Delete previous resources

  1. Now that your multicluster mesh is set up, delete the GatewayLifecycleManager and IstioLifecycleManager managed installations. The steps vary based on whether you created the resources directly, or used the istioInstallations section of the gloo-platform Helm chart.

    1. Delete the GatewayLifecycleManager resources for the gateways that you installed.
      kubectl delete GatewayLifecycleManager istio-eastwestgateway -n gloo-mesh --context ${MGMT_CONTEXT}
      kubectl delete GatewayLifecycleManager istio-ingressgateway -n gloo-mesh --context ${MGMT_CONTEXT}
      kubectl delete GatewayLifecycleManager istio-egressgateway -n gloo-mesh --context ${MGMT_CONTEXT}
    2. Verify that the gateway resources are removed from the workload clusters before you proceed to the next step.
      kubectl --context ${CLUSTER_CONTEXT} get all -n gloo-mesh-gateways
    3. Delete the IstioLifecycleManager for the istiod control plane. Note that your resource might have a different name.
      kubectl --context ${MGMT_CONTEXT} delete IstioLifecycleManager istiod-control-plane -n gloo-mesh
    1. Get the Helm values of your current Solo Enterprise for Istio installation.
      helm get values gloo-platform -o yaml -n gloo-mesh --kube-context ${MGMT_CONTEXT} > mgmt-plane.yaml
      open mgmt-plane.yaml
    2. In the values file, replace the istioInstallations section with the following, and save the file.
      
      istioInstallations:
        enabled: false
    3. Upgrade your installation with your updated values file.
      helm upgrade gloo-platform gloo-platform/gloo-platform \
      --kube-context ${MGMT_CONTEXT} \
      --namespace gloo-mesh \
      -f mgmt-plane.yaml \
      --version ${GLOO_VERSION}

  2. Send another request to your apps to verify that traffic is still flowing.

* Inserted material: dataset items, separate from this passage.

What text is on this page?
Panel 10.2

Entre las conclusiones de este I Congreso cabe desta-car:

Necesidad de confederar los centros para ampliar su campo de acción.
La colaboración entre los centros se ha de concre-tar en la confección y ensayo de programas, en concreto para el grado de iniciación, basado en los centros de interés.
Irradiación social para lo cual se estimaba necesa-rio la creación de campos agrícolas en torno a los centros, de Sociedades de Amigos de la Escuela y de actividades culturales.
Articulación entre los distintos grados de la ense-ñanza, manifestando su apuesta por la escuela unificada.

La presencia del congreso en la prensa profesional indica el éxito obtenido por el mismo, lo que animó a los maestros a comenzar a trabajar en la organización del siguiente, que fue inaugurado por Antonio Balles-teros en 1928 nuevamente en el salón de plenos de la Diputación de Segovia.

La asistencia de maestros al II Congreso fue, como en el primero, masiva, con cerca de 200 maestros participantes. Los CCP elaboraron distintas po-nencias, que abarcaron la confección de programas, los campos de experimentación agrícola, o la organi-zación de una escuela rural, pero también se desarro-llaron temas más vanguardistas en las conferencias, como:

    kubectl --context ${CLUSTER_CONTEXT} port-forward -n istio-ingress svc/istio-ingressgateway 8080:80
    curl -v http://localhost:8080/productpage

The migration of your service mesh is now complete!

Next

  • Launch the Gloo UI to review the Istio insights that were captured for your service mesh setup. Solo Enterprise for Istio comes with an insights engine that automatically analyzes your Istio setups for health issues. These issues are displayed in the UI along with recommendations to harden your Istio setups. The insights give you a checklist to address issues that might otherwise be hard to detect across your environment. For more information, see Insights.
  • When it’s time to upgrade your service mesh, you can perform a safe in-place upgrade by using the Gloo Operator.